Holocaust survivors warn of rising anti-Semitism on 84th Kristallnacht anniversary
As number of Holocaust survivors dwindles and memory of the Holocaust fades with time, many young people have little or no knowledge about the Nazi atrocities
Eighty-four years since Kristallnacht, “the “Night of Broken Glass,” Holocaust survivors are urging the world not to underestimate the danger of ever-present anti-Semitism.
On Nov. 9-10, 1938, Nazi rioters destroyed 267 synagogues and 7,000 Jewish businesses throughout Germany and Austria, and arrested 30,000 Jewish men, placing them in concentration camps. Some view Kristallnacht as the beginning of the Holocaust of European Jewry.
Through the campaign #ItStartedWithWords, several Holocaust survivors are warning the younger generations today that the mass murder of 6 million Jews started with words of hatred, which are still being spread today.
Eva Szepesi is a 90-year-old Holocaust survivor who was captured and deported at age 12 to the infamous death camp Auschwitz. While she miraculously survived the horror, her parents and brother were murdered by the Nazis.
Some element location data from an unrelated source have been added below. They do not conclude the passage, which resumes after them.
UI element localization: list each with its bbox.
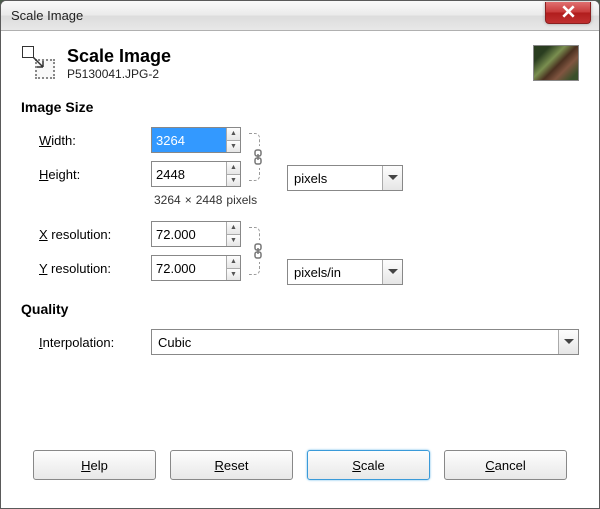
yres-input[interactable] — [152, 256, 226, 280]
chevron-down-icon — [382, 166, 402, 190]
height-input[interactable] — [152, 162, 226, 186]
width-label: Width: — [39, 133, 151, 148]
close-icon — [562, 5, 575, 21]
yres-down[interactable]: ▼ — [227, 269, 240, 281]
xres-up[interactable]: ▲ — [227, 222, 240, 235]
res-link-bracket — [245, 221, 273, 281]
chevron-down-icon — [382, 260, 402, 284]
height-spinner[interactable]: ▲▼ — [151, 161, 241, 187]
size-link-bracket — [245, 127, 273, 187]
height-up[interactable]: ▲ — [227, 162, 240, 175]
width-up[interactable]: ▲ — [227, 128, 240, 141]
image-size-heading: Image Size — [21, 99, 579, 115]
xres-input[interactable] — [152, 222, 226, 246]
window-title: Scale Image — [11, 8, 83, 23]
height-down[interactable]: ▼ — [227, 175, 240, 187]
dimensions-readout: 3264×2448pixels — [154, 193, 579, 207]
close-button[interactable] — [545, 2, 591, 24]
height-label: Height: — [39, 167, 151, 182]
reset-button[interactable]: Reset — [170, 450, 293, 480]
button-bar: Help Reset Scale Cancel — [21, 436, 579, 494]
scale-icon — [21, 45, 57, 81]
width-spinner[interactable]: ▲▼ — [151, 127, 241, 153]
xres-down[interactable]: ▼ — [227, 235, 240, 247]
help-button[interactable]: Help — [33, 450, 156, 480]
image-thumbnail — [533, 45, 579, 81]
dialog-title: Scale Image — [67, 46, 523, 67]
scale-image-dialog: Scale Image Scale Image P5130041.JPG-2 I… — [0, 0, 600, 509]
cancel-button[interactable]: Cancel — [444, 450, 567, 480]
chain-icon — [252, 247, 264, 262]
xres-spinner[interactable]: ▲▼ — [151, 221, 241, 247]
width-down[interactable]: ▼ — [227, 141, 240, 153]
chain-icon — [252, 153, 264, 168]
scale-button[interactable]: Scale — [307, 450, 430, 480]
yres-label: Y resolution: — [39, 261, 151, 276]
dialog-content: Scale Image P5130041.JPG-2 Image Size Wi… — [1, 31, 599, 508]
chevron-down-icon — [558, 330, 578, 354]
res-unit-combo[interactable]: pixels/in — [287, 259, 403, 285]
titlebar[interactable]: Scale Image — [1, 1, 599, 31]
res-chain-toggle[interactable] — [252, 243, 264, 259]
width-input[interactable] — [152, 128, 226, 152]
interpolation-label: Interpolation: — [39, 335, 151, 350]
size-unit-combo[interactable]: pixels — [287, 165, 403, 191]
yres-spinner[interactable]: ▲▼ — [151, 255, 241, 281]
size-chain-toggle[interactable] — [252, 149, 264, 165]
xres-label: X resolution: — [39, 227, 151, 242]
interpolation-combo[interactable]: Cubic — [151, 329, 579, 355]
quality-heading: Quality — [21, 301, 579, 317]
dialog-subtitle: P5130041.JPG-2 — [67, 67, 523, 81]
dialog-header: Scale Image P5130041.JPG-2 — [21, 45, 579, 81]
yres-up[interactable]: ▲ — [227, 256, 240, 269]
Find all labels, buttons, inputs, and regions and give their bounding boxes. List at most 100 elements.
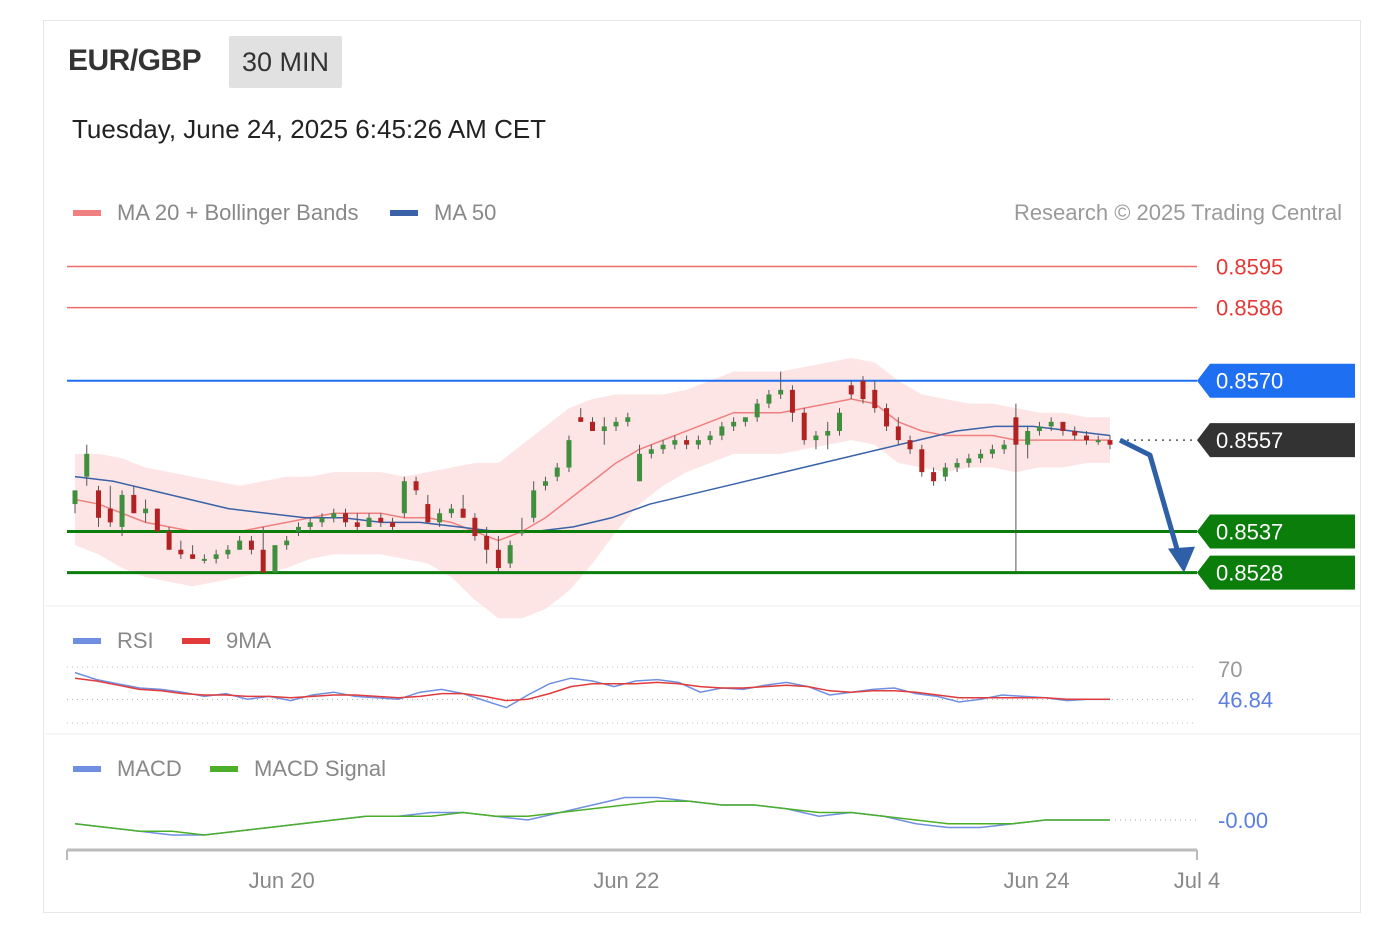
candle-body xyxy=(907,440,913,450)
candle-body xyxy=(578,417,584,422)
candle-body xyxy=(1083,435,1089,441)
candle-body xyxy=(307,522,313,527)
rsi-value-label: 46.84 xyxy=(1218,687,1273,712)
level-label-0.8557: 0.8557 xyxy=(1216,428,1283,453)
candle-body xyxy=(931,472,937,482)
x-tick-label: Jun 24 xyxy=(1004,868,1070,893)
level-label-0.8528: 0.8528 xyxy=(1216,561,1283,586)
candle-body xyxy=(260,549,266,573)
level-label-0.8537: 0.8537 xyxy=(1216,519,1283,544)
macd-series-MACD xyxy=(74,796,1110,836)
candle-body xyxy=(554,467,560,477)
candle-body xyxy=(601,426,607,431)
forecast-arrow xyxy=(1118,437,1181,554)
candle-body xyxy=(754,403,760,418)
candle-body xyxy=(1036,426,1042,431)
candle-body xyxy=(131,494,137,514)
candle-body xyxy=(225,549,231,555)
candle-body xyxy=(672,440,678,445)
candle-body xyxy=(472,517,478,537)
candle-body xyxy=(660,444,666,450)
macd-series-MACD Signal xyxy=(74,800,1110,836)
level-label-0.8595: 0.8595 xyxy=(1216,255,1283,280)
candle-body xyxy=(789,389,795,413)
price-chart-svg: 0.8595 0.8586 0.8570 0.8557 0.8537 0.8528 70 46… xyxy=(45,255,1360,893)
candle-body xyxy=(72,490,78,505)
candle-body xyxy=(143,508,149,514)
candle-body xyxy=(401,481,407,514)
candle-body xyxy=(201,558,207,561)
candle-body xyxy=(707,435,713,441)
candle-body xyxy=(119,494,125,527)
candle-body xyxy=(742,417,748,422)
rsi-series-RSI xyxy=(74,671,1111,709)
candle-body xyxy=(531,490,537,518)
macd-value-label: -0.00 xyxy=(1218,808,1268,833)
candle-body xyxy=(919,449,925,473)
candle-body xyxy=(507,545,513,564)
forecast-arrowhead xyxy=(1168,546,1195,573)
candle-body xyxy=(1025,430,1031,445)
x-tick-label: Jul 4 xyxy=(1174,868,1220,893)
candle-body xyxy=(166,531,172,550)
candle-body xyxy=(542,481,548,486)
candle-body xyxy=(366,517,372,527)
candle-body xyxy=(237,540,243,550)
candle-body xyxy=(354,522,360,527)
level-label-0.8586: 0.8586 xyxy=(1216,296,1283,321)
candle-body xyxy=(860,380,866,400)
candle-body xyxy=(1107,440,1113,445)
x-tick-label: Jun 20 xyxy=(249,868,315,893)
candle-body xyxy=(813,435,819,441)
candle-body xyxy=(319,517,325,523)
candle-body xyxy=(942,467,948,477)
candle-body xyxy=(84,453,90,477)
candle-body xyxy=(637,453,643,482)
candle-body xyxy=(413,481,419,491)
candle-body xyxy=(731,421,737,427)
candle-body xyxy=(272,545,278,573)
candle-body xyxy=(695,440,701,445)
candle-body xyxy=(989,449,995,454)
candle-body xyxy=(625,417,631,422)
candle-body xyxy=(1048,421,1054,427)
candle-body xyxy=(895,426,901,441)
candle-body xyxy=(954,462,960,468)
candle-body xyxy=(966,458,972,463)
candle-body xyxy=(448,508,454,514)
candle-body xyxy=(872,389,878,409)
candle-body xyxy=(766,394,772,404)
candle-body xyxy=(801,412,807,441)
candle-body xyxy=(460,508,466,518)
candle-body xyxy=(1095,440,1101,443)
candle-body xyxy=(519,531,525,534)
candle-body xyxy=(1060,421,1066,431)
candle-body xyxy=(1001,444,1007,450)
candle-body xyxy=(590,421,595,431)
candle-body xyxy=(107,508,113,523)
candle-body xyxy=(1072,430,1078,436)
level-label-0.8570: 0.8570 xyxy=(1216,369,1283,394)
candle-body xyxy=(613,421,619,427)
candle-body xyxy=(331,513,337,518)
candle-body xyxy=(884,408,890,427)
candle-body xyxy=(390,522,396,527)
candle-body xyxy=(778,389,784,395)
bollinger-band xyxy=(75,357,1110,619)
candle-body xyxy=(848,385,854,395)
candle-body xyxy=(295,526,301,532)
candle-body xyxy=(684,440,690,445)
candle-body xyxy=(343,513,349,523)
candle-body xyxy=(836,412,842,431)
rsi-level-label-70: 70 xyxy=(1218,657,1242,682)
candle-body xyxy=(437,513,443,523)
candle-body xyxy=(484,536,490,550)
candle-body xyxy=(978,453,984,459)
candle-body xyxy=(719,426,725,436)
candle-body xyxy=(190,554,196,559)
candle-body xyxy=(566,440,572,468)
candle-body xyxy=(178,549,184,555)
candle-body xyxy=(248,540,254,550)
x-tick-label: Jun 22 xyxy=(593,868,659,893)
candle-body xyxy=(425,504,431,523)
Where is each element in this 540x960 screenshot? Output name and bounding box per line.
However, Szepesi recalls that the anti-Semitic horror that culminated in murder started with vocalized hatred among her best childhood friends.
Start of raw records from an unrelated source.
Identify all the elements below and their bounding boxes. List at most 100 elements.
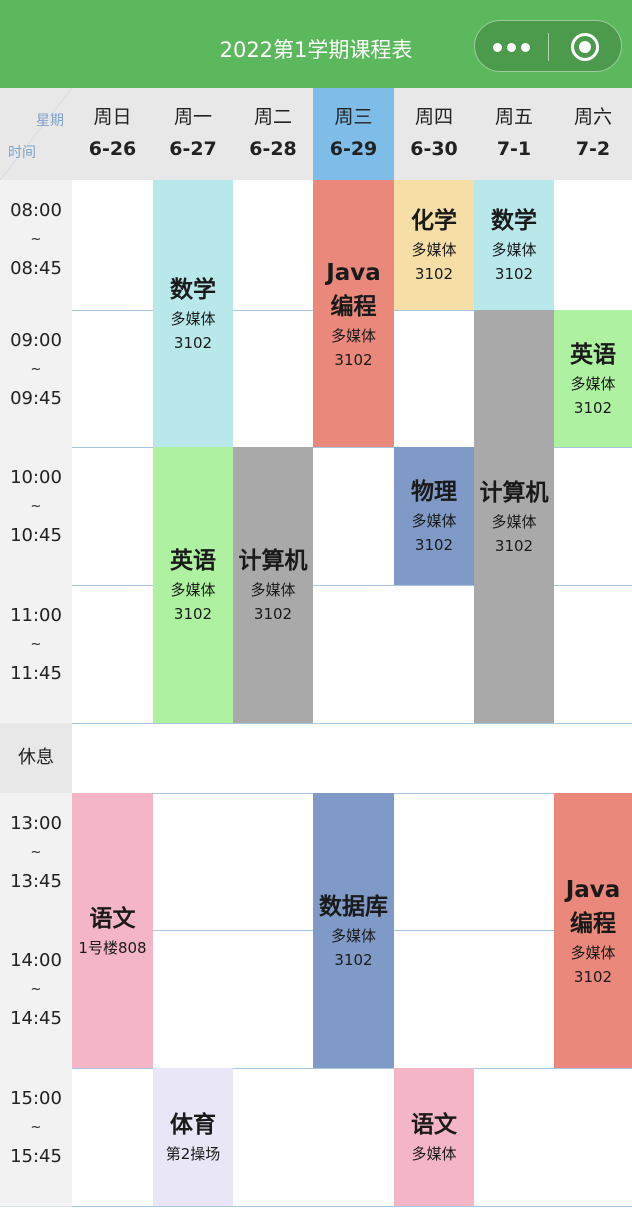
day-name: 周一	[173, 106, 212, 128]
period-separator: ~	[30, 845, 42, 860]
title-bar: 2022第1学期课程表	[0, 0, 632, 88]
course-name: 英语	[570, 341, 616, 368]
course-content: 英语多媒体 3102	[153, 544, 233, 626]
course-content: 计算机多媒体 3102	[233, 544, 313, 626]
period-end: 11:45	[10, 663, 62, 684]
capsule-divider	[548, 33, 549, 61]
course-card[interactable]: 数据库多媒体 3102	[313, 793, 394, 1068]
corner-header: 星期 时间	[0, 88, 72, 180]
period-end: 14:45	[10, 1008, 62, 1029]
day-header-1[interactable]: 周一 6-27	[153, 88, 233, 180]
course-content: 数学多媒体 3102	[474, 204, 554, 286]
period-separator: ~	[30, 499, 42, 514]
course-name: 物理	[411, 479, 457, 505]
course-name: 数学	[491, 208, 537, 234]
period-start: 09:00	[10, 330, 62, 351]
course-card[interactable]: 数学多媒体 3102	[474, 180, 554, 310]
course-content: 数学多媒体 3102	[153, 273, 233, 355]
row-divider	[72, 723, 632, 724]
course-card[interactable]: 化学 多媒体 3102	[394, 180, 474, 310]
period-separator: ~	[30, 982, 42, 997]
day-name: 周二	[253, 106, 292, 128]
course-content: 语文 1号楼808	[72, 902, 153, 960]
day-date: 6-26	[88, 138, 137, 160]
course-location: 多媒体 3102	[570, 943, 616, 986]
course-card[interactable]: 英语多媒体 3102	[153, 447, 233, 723]
course-card[interactable]: 计算机多媒体 3102	[233, 447, 313, 723]
day-name: 周五	[494, 106, 533, 128]
course-card[interactable]: 语文 1号楼808	[72, 793, 153, 1068]
period-start: 13:00	[10, 813, 62, 834]
course-location: 多媒体 3102	[330, 926, 376, 969]
course-name: 语文	[411, 1112, 457, 1138]
period-separator: ~	[30, 232, 42, 247]
more-dots-icon[interactable]	[493, 35, 533, 57]
course-card[interactable]: 英语多媒体 3102	[554, 310, 632, 447]
course-location: 多媒体 3102	[570, 374, 616, 417]
course-name: 英语	[170, 548, 216, 574]
day-date: 6-28	[249, 138, 297, 160]
day-header-6[interactable]: 周六 7-2	[554, 88, 632, 180]
period-time-7: 15:00 ~15:45	[0, 1068, 72, 1206]
period-end: 15:45	[10, 1146, 62, 1167]
target-close-icon[interactable]	[571, 33, 599, 61]
day-name: 周日	[93, 106, 132, 128]
period-start: 11:00	[10, 605, 62, 626]
course-name: Java编程	[565, 876, 621, 937]
course-name: Java编程	[326, 259, 381, 320]
course-content: 英语多媒体 3102	[554, 338, 632, 420]
day-date: 6-29	[329, 138, 378, 160]
course-content: 计算机 多媒体 3102	[474, 476, 554, 558]
period-start: 10:00	[10, 467, 62, 488]
day-header-3[interactable]: 周三 6-29	[313, 88, 394, 180]
course-name: 计算机	[479, 479, 549, 506]
course-name: 计算机	[238, 548, 308, 574]
course-location: 1号楼808	[78, 938, 147, 957]
day-header-0[interactable]: 周日 6-26	[72, 88, 153, 180]
period-time-5: 13:00 ~13:45	[0, 793, 72, 930]
course-card[interactable]: Java编程多媒体 3102	[554, 793, 632, 1068]
week-axis-label: 星期	[36, 113, 64, 129]
course-name: 语文	[89, 905, 136, 932]
day-header-4[interactable]: 周四 6-30	[394, 88, 474, 180]
period-end: 13:45	[10, 871, 62, 892]
day-name: 周四	[414, 106, 453, 128]
day-name: 周三	[334, 106, 373, 128]
time-axis-label: 时间	[8, 145, 36, 161]
day-date: 7-2	[575, 138, 611, 160]
course-location: 多媒体 3102	[411, 512, 457, 554]
course-content: 物理多媒体 3102	[394, 475, 474, 557]
course-location: 多媒体 3102	[411, 241, 457, 283]
period-end: 09:45	[10, 388, 62, 409]
course-card[interactable]: 数学多媒体 3102	[153, 180, 233, 447]
day-header-5[interactable]: 周五 7-1	[474, 88, 554, 180]
day-name: 周六	[573, 106, 612, 128]
period-time-0: 08:00 ~08:45	[0, 180, 72, 310]
course-location: 多媒体	[411, 1145, 457, 1163]
course-card[interactable]: 语文 多媒体	[394, 1068, 474, 1206]
period-separator: ~	[30, 637, 42, 652]
period-time-6: 14:00 ~14:45	[0, 930, 72, 1068]
course-card[interactable]: 物理多媒体 3102	[394, 447, 474, 585]
course-location: 多媒体 3102	[170, 309, 216, 352]
time-divider	[0, 1206, 72, 1207]
course-location: 多媒体 3102	[250, 581, 296, 623]
break-label: 休息	[0, 723, 72, 793]
course-location: 多媒体 3102	[491, 241, 537, 283]
period-separator: ~	[30, 362, 42, 377]
day-date: 7-1	[496, 138, 532, 160]
course-name: 数据库	[319, 893, 388, 920]
course-content: 语文 多媒体	[394, 1108, 474, 1166]
day-date: 6-27	[169, 138, 217, 160]
course-card[interactable]: 计算机 多媒体 3102	[474, 310, 554, 723]
course-content: 体育 第2操场	[153, 1108, 233, 1166]
course-card[interactable]: Java编程 多媒体 3102	[313, 180, 394, 447]
course-location: 多媒体 3102	[170, 581, 216, 623]
period-start: 14:00	[10, 950, 62, 971]
period-separator: ~	[30, 1120, 42, 1135]
course-card[interactable]: 体育 第2操场	[153, 1068, 233, 1206]
course-content: 化学 多媒体 3102	[394, 204, 474, 286]
course-content: 数据库多媒体 3102	[313, 890, 394, 972]
day-header-2[interactable]: 周二 6-28	[233, 88, 313, 180]
course-name: 数学	[170, 276, 216, 303]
“It started for me when I was eight years old, and I could not understand why my best friends were shouting bad names at me,” Szepesi said.
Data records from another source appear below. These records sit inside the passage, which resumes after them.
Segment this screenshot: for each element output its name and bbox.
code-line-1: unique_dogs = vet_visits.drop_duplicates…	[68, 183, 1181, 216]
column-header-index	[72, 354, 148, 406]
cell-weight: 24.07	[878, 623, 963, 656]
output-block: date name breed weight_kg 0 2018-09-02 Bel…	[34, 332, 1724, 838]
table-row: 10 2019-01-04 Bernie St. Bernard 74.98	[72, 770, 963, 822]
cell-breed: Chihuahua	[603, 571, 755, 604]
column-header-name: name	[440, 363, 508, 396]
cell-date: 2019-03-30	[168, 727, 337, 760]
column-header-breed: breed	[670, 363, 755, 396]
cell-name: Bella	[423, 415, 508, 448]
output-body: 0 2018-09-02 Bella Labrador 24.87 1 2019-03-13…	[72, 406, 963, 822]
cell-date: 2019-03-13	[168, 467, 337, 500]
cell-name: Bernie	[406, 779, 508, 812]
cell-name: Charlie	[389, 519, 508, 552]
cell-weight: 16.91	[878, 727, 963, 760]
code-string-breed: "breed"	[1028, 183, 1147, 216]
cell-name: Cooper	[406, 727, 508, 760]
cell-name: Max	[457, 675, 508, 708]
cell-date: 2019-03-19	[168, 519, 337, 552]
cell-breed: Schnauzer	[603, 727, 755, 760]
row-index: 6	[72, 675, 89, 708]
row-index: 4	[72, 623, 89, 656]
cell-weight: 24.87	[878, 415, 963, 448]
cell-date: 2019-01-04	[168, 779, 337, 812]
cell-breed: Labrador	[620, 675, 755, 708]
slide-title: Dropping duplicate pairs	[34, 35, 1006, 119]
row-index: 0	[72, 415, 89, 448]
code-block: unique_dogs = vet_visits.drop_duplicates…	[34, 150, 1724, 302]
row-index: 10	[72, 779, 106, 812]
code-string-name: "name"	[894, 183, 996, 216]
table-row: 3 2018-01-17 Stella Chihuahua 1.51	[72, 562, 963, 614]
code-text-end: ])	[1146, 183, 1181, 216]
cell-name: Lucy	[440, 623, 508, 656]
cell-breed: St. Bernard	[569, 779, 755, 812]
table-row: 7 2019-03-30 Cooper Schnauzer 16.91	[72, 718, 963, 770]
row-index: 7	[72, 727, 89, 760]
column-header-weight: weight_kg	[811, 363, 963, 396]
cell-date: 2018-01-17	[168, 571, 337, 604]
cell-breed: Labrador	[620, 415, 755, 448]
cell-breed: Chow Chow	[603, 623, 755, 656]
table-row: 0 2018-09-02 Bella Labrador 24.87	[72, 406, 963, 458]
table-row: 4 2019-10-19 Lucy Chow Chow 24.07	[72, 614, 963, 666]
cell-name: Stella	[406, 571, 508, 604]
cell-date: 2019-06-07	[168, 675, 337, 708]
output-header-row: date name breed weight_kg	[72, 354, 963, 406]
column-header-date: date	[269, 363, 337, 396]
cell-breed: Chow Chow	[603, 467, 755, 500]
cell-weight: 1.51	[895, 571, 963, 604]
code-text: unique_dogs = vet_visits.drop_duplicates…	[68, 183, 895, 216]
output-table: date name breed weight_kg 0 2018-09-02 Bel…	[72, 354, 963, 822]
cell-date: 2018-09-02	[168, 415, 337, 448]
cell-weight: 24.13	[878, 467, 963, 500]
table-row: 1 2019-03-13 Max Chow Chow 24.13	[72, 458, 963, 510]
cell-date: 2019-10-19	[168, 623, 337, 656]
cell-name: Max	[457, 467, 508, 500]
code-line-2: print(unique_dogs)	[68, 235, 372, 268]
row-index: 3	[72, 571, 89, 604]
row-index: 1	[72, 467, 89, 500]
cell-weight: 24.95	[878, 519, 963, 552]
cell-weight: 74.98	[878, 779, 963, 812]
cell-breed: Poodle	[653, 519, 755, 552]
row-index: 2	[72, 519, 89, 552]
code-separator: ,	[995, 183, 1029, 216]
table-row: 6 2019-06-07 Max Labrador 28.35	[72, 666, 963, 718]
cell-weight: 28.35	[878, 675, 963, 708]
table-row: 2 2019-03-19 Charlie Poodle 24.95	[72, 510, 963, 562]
Greg Schneider, the executive vice president of the Claims Conference, which has worked on different fronts to assist survivors and is behind the #ItStartedWithWords campaign, stressed that the campaign’s purpose extends beyond remembering the Nazi reign of terror or commemorating Kristallnacht.
“With the growing prevalence of Holocaust denial, distortion and hate speech on social platforms, the core message behind the #ItStartedWithWords campaign becomes even more important: the Holocaust did not start with camps, ghettos and deportations; it started with words of hate,” Schneider said.
As the number of Holocaust survivors dwindles and the memory of the Holocaust wanes with time, many young people in the world have little or no knowledge about the Nazi destruction of European Jewry.
In a nationwide U.S. survey from 2020, more than 60% of young Americans did not know that 6 million Jews were murdered during the Holocaust. Even more shockingly, 10% of the survey respondents said they had never heard of the Holocaust.
Ignorance about the horrific decimation of much of Europe’s Jewish population is particularly pronounced among millennials (those born from 1981 to 1996) and Generation Z (those born from 1996 to 2012).
“There is no doubt that Holocaust denial is a form of anti-Semitism. And when we fail to actively remember the facts of what happened, we risk a situation where prejudice and anti-Semitism will encroach on those facts,” warned Deborah Lipstadt, who has served as the United States Special Envoy for Monitoring and Combating Anti-Semitism since May 3.
Ignorance of the Holocaust is not limited to the young; a 2019 Pew Research Poll found that only 45% of all American adults know that 6 million Jews were murdered.
Montana Tucker is a 29-year-old singer, dancer and social media influencer to more than 8 million followers, who recently started sharing educational videos about the Holocaust, hoping that her followers would learn more.
“I think the main goal was [to educate] Gen-Z, because that’s the generation that doesn’t know as much about it,” she said. “But I think it’s also going to, hopefully, change people’s perspectives, as well.”
Anti-Semitism in the U.S. last year was the highest on record, according to the Anti-Defamation League, an organization committed to combating anti-Semitism.
Jew-hatred in American society reportedly increased 34% in 2021 compared to 2020. As in the past, the Arab-Israeli conflict in the Middle East was used as a pretext to justify hatred against Jews worldwide.
The All Israel News Staff is a team of journalists in Israel.